Sunday was Chappell Roan’s coronation. Fans arrived hours before gates opened, camping out in the blazing midday sun, and the air buzzed with a cultish energy. Irish post-punk band Fontaines DC performed a sundowner set, before the Midwest Princess arrived on the main stage to close out the evening. Emerging onto a stage transformed into a gothic castle, Chappell appeared in a towering headdress, butterfly makeup and flowing robes, clutching a silver staff. She opened with Super Graphic Ultra Modern Girl and never once took her foot off the gas.
Roan is undoubtedly the rock star of the headliner triptych. Her vocal control was impressive throughout, veering from theatrical wails to whispery confessions, always emotionally grounded. She performed nearly every song from her debut (and only) album, The Rise and Fall of a Midwest Princess, as well as her new sapphic country banger The Giver – during the bridge, she read aloud anonymous fan submissions about useless ex-boyfriends, pulled from a helmet.
“I love you, I love you, I love you,” she told the crowd, looking genuinely overcome with emotion, before ending with Pink Pony Club, sparking the weekend’s most euphoric mass singalong – bodies on shoulders, cowboy hats flying, mascara streaked across cheeks. (It would be remiss not to mention the hard pivot into west-London rapper Central Cee on the main stage, who opened with Doja and its infamous opening line, “How can I be homophobic, my bitch is gay.” The Pink Pony Club exodus was swift).

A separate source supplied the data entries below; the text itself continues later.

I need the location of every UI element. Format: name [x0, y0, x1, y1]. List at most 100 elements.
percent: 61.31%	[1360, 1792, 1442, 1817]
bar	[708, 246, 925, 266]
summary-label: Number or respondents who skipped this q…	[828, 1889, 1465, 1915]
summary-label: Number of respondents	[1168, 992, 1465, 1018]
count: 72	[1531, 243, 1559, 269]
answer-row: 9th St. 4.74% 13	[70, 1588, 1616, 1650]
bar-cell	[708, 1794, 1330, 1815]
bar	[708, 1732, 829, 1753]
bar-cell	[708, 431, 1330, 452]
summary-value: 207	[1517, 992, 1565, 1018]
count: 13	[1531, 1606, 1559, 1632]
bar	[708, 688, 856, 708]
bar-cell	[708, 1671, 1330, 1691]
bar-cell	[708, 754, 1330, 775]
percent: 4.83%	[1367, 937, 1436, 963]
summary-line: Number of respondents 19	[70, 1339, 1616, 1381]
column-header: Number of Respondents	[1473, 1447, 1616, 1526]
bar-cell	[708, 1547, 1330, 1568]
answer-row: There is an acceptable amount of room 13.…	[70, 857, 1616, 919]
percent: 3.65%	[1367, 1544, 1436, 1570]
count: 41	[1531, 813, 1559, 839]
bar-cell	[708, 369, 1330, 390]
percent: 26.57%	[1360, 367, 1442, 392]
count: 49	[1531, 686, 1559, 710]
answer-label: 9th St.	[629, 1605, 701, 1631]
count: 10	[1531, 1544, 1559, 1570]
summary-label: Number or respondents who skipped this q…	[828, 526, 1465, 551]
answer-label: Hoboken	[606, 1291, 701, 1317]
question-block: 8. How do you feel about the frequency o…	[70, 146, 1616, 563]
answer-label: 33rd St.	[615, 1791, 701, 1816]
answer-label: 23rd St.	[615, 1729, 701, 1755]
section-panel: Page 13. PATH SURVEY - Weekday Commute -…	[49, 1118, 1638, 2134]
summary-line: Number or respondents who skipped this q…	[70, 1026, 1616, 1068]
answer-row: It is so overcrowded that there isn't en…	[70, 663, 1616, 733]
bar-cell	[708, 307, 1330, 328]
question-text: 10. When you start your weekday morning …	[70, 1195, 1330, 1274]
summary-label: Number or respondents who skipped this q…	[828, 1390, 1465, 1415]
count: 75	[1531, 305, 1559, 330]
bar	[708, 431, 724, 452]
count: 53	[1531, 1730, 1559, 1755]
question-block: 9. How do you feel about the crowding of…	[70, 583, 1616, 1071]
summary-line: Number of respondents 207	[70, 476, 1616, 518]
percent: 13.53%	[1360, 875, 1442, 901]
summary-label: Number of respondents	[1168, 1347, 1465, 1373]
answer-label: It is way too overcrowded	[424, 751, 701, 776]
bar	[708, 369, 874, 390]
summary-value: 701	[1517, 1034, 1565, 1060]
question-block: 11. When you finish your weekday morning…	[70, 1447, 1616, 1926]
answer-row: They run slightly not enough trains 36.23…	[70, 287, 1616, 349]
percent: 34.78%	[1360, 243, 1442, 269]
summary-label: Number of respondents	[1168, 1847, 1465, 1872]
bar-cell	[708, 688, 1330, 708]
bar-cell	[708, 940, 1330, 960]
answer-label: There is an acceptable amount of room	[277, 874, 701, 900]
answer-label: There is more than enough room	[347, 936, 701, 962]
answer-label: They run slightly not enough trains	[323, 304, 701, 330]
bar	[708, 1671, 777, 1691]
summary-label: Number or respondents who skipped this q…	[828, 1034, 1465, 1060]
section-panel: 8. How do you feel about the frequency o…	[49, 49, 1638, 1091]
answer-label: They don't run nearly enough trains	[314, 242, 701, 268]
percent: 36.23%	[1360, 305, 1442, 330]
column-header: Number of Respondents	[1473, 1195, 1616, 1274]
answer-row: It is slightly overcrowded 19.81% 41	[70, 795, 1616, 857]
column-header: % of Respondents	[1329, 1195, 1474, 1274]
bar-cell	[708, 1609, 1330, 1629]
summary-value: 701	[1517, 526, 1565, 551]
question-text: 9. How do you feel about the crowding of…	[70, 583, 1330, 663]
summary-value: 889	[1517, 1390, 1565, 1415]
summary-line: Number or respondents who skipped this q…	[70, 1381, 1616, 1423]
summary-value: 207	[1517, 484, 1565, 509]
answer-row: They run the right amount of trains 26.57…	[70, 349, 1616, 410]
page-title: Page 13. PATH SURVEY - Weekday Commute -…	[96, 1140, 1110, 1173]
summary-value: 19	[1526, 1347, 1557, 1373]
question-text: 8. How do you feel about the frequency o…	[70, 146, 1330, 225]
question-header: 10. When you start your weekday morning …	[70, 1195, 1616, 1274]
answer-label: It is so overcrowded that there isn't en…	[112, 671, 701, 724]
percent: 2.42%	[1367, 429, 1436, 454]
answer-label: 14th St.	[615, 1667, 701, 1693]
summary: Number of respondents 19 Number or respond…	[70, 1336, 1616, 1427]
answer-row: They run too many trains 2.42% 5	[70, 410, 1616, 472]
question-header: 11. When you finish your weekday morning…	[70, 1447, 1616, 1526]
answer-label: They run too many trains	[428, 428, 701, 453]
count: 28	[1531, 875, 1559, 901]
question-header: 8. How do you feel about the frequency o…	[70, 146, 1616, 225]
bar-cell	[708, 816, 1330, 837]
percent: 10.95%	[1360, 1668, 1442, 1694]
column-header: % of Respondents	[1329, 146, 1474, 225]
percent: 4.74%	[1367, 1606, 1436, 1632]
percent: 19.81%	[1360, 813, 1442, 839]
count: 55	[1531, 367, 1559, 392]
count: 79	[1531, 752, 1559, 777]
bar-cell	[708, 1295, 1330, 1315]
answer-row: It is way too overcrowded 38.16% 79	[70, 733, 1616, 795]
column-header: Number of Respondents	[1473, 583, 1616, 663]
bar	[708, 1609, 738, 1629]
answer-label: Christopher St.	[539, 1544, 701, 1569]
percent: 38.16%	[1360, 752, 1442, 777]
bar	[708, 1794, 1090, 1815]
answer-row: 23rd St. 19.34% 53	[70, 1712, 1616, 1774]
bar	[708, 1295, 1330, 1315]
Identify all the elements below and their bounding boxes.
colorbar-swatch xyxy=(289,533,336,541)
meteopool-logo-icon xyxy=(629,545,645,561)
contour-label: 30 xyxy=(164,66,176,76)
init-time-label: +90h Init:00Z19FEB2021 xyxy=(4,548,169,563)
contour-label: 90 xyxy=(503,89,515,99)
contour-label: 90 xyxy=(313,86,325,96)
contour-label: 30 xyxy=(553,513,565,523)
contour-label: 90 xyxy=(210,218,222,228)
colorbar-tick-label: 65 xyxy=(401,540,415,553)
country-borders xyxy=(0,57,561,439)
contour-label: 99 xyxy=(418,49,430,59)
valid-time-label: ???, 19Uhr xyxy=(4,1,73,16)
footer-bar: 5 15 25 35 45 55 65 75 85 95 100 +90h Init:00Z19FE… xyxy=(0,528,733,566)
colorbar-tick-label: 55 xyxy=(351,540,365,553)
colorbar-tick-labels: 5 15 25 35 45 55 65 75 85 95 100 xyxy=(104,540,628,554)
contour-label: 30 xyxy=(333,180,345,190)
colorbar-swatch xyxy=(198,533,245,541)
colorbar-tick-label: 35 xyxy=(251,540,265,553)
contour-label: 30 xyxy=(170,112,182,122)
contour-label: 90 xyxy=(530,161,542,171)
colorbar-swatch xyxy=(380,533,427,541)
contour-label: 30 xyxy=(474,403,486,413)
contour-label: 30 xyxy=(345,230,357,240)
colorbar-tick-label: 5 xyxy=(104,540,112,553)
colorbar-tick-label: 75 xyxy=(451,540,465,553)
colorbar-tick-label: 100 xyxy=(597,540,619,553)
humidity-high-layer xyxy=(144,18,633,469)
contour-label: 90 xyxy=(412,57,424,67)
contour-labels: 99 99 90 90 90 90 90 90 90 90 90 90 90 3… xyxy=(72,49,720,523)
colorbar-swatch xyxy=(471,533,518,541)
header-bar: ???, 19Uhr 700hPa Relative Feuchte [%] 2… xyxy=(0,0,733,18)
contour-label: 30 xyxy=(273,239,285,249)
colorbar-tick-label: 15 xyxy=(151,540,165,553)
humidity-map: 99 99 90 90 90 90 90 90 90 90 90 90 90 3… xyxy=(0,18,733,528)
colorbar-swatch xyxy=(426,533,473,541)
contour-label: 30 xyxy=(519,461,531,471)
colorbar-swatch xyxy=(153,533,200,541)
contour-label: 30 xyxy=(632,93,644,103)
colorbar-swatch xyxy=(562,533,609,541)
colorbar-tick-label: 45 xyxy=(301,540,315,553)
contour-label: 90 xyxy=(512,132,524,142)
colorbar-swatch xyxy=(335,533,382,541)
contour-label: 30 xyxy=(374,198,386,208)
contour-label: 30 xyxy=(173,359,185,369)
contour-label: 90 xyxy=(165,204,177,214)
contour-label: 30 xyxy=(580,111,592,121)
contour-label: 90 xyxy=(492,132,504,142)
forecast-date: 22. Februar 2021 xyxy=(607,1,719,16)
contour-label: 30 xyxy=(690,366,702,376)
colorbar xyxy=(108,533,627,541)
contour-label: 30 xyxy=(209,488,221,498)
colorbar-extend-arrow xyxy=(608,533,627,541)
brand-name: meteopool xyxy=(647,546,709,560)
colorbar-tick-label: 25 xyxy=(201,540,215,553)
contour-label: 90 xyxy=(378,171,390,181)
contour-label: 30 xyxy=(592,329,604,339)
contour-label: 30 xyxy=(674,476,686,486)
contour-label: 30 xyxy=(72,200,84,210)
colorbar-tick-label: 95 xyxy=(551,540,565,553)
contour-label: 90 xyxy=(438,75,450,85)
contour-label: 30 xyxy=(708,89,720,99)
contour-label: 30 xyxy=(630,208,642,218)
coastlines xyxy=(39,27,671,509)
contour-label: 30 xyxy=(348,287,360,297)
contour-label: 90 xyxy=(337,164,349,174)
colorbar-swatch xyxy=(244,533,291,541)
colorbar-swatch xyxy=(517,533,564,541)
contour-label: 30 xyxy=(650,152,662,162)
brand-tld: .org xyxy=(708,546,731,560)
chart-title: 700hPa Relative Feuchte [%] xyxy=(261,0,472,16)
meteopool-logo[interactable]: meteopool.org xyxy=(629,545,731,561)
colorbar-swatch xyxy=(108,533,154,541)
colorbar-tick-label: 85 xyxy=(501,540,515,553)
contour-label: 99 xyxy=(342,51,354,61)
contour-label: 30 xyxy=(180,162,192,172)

As with every festival, there were a few hiccups. For an event where temperatures regularly flirted with 25 degrees, the lack of water situation was less than ideal – €3 for a 330ml bottle and only one refill station I spotted all weekend. Post-festival transport could also have done with some improvement: the journey back into the centre of the city often took longer than the actual headliner sets.
Still, Primavera 2025 didn’t just live up to the hype – it eclipsed it in a blaze of butterfly wings, boot-stomps, and glitter. With a line-up that felt pulled straight from the internet’s wildest dreams and a crowd that knew every lyric, every dance move, every meme, this was more than a music festival, it was a cultural event.